“Seven key lessons from the money sector in 2020 – #5”

Similar messages, but is the UK more geared to recovery?

The key chart

What is the expansion in broad money in the UK and EA telling us? (Source: ECB; Bank of England; CMMP analysis)

Lesson #5

The UK and EA money sectors have been sending very similar messages during the pandemic, albeit it with more volatile YoY trends in the UK. Broad money is growing at the fastest rate since April 2008 in both regions with narrow money’s contribution to total money also reaching historic highs.

The overriding message here is that uncertainty reigns with HHs and NFCs maintaining a preference for holding highly, liquid assets despite earning negative/very low real returns. From a counterparts perspective, above trend NFC credit and resilient mortgage demand have been offsetting weak consumer credit. But again, the dominate message is one of subdued credit demand – the gap between money supply and private sector credit demand continues to hit new highs.

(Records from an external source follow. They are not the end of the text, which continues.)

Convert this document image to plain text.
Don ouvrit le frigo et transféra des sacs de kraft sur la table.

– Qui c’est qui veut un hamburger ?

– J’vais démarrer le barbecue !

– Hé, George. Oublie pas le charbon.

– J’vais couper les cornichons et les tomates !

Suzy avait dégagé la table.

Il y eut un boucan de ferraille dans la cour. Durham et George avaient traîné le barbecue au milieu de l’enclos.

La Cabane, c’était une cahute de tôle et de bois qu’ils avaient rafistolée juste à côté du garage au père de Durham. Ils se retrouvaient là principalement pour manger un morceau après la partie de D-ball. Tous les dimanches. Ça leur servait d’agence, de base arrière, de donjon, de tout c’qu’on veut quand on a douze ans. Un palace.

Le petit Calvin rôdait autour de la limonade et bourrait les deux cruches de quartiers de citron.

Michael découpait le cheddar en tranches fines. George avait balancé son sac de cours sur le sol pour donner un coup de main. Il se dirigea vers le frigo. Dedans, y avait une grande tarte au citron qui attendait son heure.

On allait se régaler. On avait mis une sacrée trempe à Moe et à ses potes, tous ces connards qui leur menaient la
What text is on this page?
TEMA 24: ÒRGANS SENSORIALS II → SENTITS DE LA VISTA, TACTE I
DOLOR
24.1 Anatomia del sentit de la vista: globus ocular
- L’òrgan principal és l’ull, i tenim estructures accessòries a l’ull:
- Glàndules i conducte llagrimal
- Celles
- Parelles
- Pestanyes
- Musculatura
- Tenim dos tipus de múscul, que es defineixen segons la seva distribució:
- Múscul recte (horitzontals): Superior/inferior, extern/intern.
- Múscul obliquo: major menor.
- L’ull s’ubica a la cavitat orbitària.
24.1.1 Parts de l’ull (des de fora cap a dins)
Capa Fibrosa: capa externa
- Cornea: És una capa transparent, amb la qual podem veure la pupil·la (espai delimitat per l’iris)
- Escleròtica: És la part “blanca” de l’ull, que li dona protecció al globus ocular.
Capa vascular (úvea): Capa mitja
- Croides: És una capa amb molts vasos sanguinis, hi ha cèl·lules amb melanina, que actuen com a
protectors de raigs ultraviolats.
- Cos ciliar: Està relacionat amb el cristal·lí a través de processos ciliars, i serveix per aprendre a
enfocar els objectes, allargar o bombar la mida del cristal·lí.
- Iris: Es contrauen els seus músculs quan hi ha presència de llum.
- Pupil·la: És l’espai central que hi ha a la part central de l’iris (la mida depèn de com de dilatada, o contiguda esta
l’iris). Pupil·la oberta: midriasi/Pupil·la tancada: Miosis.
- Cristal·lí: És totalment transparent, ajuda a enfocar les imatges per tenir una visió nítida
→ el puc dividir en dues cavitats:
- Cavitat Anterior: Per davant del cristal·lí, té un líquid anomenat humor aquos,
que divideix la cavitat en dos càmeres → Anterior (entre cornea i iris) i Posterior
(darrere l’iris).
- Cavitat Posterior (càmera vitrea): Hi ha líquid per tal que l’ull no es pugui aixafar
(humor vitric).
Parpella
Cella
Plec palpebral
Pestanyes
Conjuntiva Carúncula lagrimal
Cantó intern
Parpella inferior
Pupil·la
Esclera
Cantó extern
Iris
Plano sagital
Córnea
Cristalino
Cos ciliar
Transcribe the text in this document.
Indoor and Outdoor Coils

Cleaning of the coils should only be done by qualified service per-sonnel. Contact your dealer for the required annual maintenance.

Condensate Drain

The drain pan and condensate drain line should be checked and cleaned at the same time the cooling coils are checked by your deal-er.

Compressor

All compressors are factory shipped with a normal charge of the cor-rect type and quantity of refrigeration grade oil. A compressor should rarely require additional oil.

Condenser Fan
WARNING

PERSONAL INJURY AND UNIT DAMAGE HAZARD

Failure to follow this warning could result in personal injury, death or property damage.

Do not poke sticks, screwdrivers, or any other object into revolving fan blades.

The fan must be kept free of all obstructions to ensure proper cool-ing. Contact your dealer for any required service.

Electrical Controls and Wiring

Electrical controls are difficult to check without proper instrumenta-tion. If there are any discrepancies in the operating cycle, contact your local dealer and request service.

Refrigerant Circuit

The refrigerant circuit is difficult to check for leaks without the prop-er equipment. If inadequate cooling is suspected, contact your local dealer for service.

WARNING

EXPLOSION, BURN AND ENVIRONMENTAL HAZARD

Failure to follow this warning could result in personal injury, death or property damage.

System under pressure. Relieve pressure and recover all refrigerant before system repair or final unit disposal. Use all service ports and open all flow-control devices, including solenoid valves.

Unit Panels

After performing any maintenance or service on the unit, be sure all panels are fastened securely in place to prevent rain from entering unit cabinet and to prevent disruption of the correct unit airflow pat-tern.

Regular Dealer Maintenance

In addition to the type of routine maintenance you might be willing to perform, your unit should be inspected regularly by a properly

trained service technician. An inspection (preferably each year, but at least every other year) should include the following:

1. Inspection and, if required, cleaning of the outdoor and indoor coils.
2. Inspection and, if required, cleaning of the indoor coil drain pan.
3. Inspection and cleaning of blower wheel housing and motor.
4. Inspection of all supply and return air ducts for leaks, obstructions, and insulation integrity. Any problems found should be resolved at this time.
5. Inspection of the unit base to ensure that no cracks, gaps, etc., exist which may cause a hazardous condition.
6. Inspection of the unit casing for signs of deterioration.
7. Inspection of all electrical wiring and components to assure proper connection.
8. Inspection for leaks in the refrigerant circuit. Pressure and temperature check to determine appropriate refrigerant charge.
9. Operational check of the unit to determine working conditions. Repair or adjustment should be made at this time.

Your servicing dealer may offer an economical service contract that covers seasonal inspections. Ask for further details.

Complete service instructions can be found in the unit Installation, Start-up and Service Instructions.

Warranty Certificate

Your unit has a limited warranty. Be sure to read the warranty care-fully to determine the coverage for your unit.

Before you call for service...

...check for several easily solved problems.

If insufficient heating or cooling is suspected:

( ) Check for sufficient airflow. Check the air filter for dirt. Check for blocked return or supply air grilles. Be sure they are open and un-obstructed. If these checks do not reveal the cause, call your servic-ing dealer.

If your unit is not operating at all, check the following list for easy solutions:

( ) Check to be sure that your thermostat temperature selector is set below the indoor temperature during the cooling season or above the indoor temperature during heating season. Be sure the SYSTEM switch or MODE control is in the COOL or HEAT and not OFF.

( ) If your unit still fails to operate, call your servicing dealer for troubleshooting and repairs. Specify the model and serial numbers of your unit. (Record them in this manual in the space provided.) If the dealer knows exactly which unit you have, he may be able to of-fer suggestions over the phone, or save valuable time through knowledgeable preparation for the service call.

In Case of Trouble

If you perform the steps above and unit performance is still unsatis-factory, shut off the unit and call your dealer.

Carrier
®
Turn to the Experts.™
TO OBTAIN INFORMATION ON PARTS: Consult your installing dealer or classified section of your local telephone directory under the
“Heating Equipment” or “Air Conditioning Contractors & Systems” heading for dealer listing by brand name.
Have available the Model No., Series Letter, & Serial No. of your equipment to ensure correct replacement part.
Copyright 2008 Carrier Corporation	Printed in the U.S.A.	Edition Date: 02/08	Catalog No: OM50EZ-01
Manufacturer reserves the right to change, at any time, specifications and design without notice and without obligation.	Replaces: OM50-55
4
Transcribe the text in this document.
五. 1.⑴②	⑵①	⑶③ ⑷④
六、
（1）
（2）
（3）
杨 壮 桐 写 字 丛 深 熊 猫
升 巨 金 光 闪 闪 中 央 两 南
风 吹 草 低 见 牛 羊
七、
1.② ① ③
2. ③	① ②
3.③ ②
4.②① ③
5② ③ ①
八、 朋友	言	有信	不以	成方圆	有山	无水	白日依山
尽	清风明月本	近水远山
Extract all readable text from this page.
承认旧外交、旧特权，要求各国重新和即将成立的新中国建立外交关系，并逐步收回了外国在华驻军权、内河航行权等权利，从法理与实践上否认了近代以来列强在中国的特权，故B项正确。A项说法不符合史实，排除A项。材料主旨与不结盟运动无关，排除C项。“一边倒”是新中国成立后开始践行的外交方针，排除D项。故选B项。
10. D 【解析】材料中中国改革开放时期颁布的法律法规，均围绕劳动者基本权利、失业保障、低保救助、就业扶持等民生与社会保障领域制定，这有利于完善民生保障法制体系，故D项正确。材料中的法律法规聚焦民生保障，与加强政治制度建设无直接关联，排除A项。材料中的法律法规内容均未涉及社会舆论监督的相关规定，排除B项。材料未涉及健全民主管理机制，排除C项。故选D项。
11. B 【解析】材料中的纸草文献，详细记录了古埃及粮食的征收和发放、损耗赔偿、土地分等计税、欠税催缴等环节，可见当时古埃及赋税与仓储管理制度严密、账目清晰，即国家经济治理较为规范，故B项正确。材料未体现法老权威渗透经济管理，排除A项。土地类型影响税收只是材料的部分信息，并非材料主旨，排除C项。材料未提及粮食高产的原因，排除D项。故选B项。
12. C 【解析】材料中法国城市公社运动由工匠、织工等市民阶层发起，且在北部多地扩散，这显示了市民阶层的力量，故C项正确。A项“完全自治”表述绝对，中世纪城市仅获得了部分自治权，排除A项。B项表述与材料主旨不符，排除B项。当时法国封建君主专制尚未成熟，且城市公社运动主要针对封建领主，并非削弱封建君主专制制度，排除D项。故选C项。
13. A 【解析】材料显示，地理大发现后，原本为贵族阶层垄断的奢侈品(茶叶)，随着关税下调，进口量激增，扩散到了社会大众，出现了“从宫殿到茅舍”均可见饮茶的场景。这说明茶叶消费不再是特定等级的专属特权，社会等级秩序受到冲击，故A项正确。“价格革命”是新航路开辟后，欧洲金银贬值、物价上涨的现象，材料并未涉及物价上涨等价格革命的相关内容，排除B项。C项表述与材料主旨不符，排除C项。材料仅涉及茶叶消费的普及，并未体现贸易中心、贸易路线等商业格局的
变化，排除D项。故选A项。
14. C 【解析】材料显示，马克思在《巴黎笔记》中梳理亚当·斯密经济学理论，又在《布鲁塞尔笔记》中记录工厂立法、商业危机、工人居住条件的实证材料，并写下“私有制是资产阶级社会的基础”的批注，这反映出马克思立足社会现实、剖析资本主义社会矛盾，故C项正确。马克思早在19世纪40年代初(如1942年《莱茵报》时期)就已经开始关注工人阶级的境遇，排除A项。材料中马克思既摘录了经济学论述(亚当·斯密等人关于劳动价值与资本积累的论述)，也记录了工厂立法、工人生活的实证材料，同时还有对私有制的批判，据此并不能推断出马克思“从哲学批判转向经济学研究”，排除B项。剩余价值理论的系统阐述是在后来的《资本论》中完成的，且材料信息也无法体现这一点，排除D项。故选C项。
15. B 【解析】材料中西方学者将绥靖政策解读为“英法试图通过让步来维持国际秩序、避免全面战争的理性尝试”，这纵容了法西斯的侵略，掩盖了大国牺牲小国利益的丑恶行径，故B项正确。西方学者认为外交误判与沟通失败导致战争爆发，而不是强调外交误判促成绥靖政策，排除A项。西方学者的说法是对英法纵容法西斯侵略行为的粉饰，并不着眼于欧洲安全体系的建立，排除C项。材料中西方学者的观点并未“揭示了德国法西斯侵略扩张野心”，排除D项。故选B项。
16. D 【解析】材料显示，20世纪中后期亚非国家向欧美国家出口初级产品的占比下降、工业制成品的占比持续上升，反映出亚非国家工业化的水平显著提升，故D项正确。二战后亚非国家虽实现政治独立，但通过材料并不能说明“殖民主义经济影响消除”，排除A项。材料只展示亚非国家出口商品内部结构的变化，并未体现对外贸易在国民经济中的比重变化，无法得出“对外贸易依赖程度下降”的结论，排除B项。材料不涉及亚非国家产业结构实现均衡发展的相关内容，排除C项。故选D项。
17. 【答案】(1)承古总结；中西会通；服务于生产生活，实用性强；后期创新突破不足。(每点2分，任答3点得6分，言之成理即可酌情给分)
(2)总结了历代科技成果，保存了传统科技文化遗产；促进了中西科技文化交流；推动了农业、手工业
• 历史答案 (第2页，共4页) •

“Uncertainty” and “subdued credit demand” are four key words missing from the inflation hawks’ current narrative!

Looking forward, the key unknown is the extent to which increased savings are forced or precautionary. The OBR may be too optimistic in the assumed extent of recovery in HH consumption, but there is evidence here to suggest that the UK is likely to demonstrate a higher ST gearing to a return to normality than the EA.